On retrouve dans cette approche la prévalence du social et de la solidarité pour la gauche et de l'individualisme et du libéralisme pour la droite.


Une dérive droitière en France


La notion même de "vraie gauche" ou de "gauche nostalgique" met en évidence une évolution significative de l'ensemble de l'électorat vers la droite depuis une trentaine d'années. Mais, la France a-t-elle vraiment été un jour à gauche ?

Lorsque le PS, censé représenter la "gauche", parvient au pouvoir, c'est surtout à l'occasion d'un vote de rejet, comme en 2012. Il conduit alors une politique libérale, légèrement teintée de social, sans aucune remise en question des fondamentaux du capitalisme et du système financier en face desquels, il n'y a plus d'idéologie pour nous faire rêver. Le communisme a échoué et est devenu marginal dans l'échiquier politique d'aujourd'hui. Le rideau de fer est tombé et, pour protéger le système capitaliste, il a été remplacé par le rideau de l'argent.

Secoué par des crises régulières, le capitalisme génère de fortes inégalités et pousse nombre de ceux qui n'ont plus de travail ni d'espoir, ceux qui se sentent injustement exclus et rejetés par la société, dans les bras des sirènes populistes et xénophobes qui leur désignent des boucs émissaires faciles (les immigrés, les fonctionnaires, l'Union européenne, la classe politique UMPS, etc.), c'est-à-dire dans les bras du Front National.


Gauche ou droite au moment de voter ?

La distinction gauche / droite est souvent remise en question au motif, souvent implicite, que le capitalisme a triomphé et que s'y opposer est illusoire. Cette manoeuvre de la pensée unique est un peu trop simpliste car, si l'alternative "clé en main" au capitalisme triomphant, comme l'a été le communisme au siècle dernier, n'existe pas, du moins pas encore, des pistes existent. Elles sont nombreuses et mais encore peu structurées, . mais ceci est une autre histoire.

En attendant cette alternative, la démocratie doit se régénérer lors de chaque élection, avec une offre politique qui est encore plus ou moins segmentée entre gauche et droite. Au moment de voter chacun choisit en fonction de sa propre représentation de la politique. Autant à droite l'offre est simple, une politique de droite, tout le monde voit à peu près ce que cela peut être, si l'on met à part le FN. A gauche, la division semble être une tendance naturelle, car il existe une multitude de visions du progrès social et encore davantage de chemins pour y parvenir (l'alternative encore à trouver évoquée plus haut), chacune d'elles se déclinant en autant de partis politiques, de courants ou de nuances, toujours prêts à se morceler davantage. A cela, vient se rajouter le trouble provoqué par la tactique politicienne à l'approche d'une élection.
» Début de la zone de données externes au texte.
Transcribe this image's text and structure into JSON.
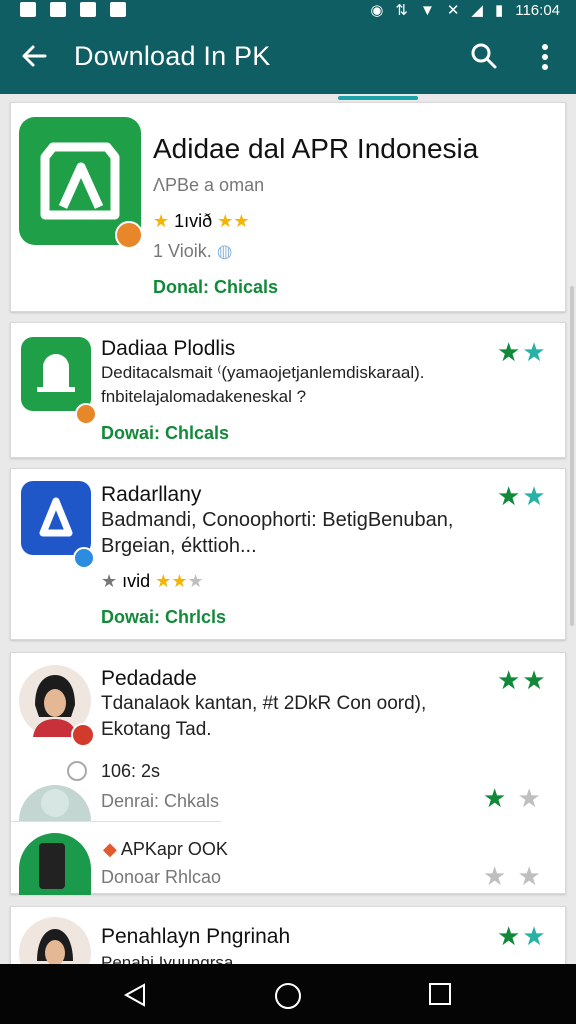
{
  "status_bar": {
    "time": "116:04"
  },
  "app_bar": {
    "title": "Download In PK"
  },
  "featured": {
    "name": "Adidae dal APR Indonesia",
    "subtitle": "ΛPBe a oman",
    "rating_text": "1ıvið",
    "downloads": "1 Vioik.",
    "link": "Donal: Chicals",
    "accent": "#1fa048"
  },
  "items": [
    {
      "name": "Dadiaa Plodlis",
      "desc1": "Deditacalsmait ⁽(yamaojetjanlemdiskaraal).",
      "desc2": "fnbitelajalomadakeneskal ?",
      "link": "Dowai: Chlcals"
    },
    {
      "name": "Radarllany",
      "desc1": "Badmandi, Conoophorti: BetigBenuban,",
      "desc2": "Brgeian, ékttioh...",
      "rating_text": "ıvid",
      "link": "Dowai: Chrlcls"
    },
    {
      "name": "Pedadade",
      "desc1": "Tdanalaok kantan, #t 2DkR Con oord),",
      "desc2": "Ekotang Tad.",
      "sub_value": "106: 2s",
      "sub_link": "Denrai: Chkals",
      "sub2_name": "APKapr OOK",
      "sub2_link": "Donoar Rhlcao"
    },
    {
      "name": "Penahlayn Pngrinah",
      "desc1": "Penahi Iyuungrsa"
    }
  ]
}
Pourtant, avant de mettre son bulletin dans l'urne, l'électeur de sensibilité de gauche doit faire un choix :
  • s'abstenir ou voter blanc, ce qui revient à faire cadeau de sa voix à la droite,
  • choisir le candidat ou la liste la plus proche de ses propres idées : "Faute de grives, on mange des merles".
  • le candidat le moins pire : préférer avoir la grippe que le choléra.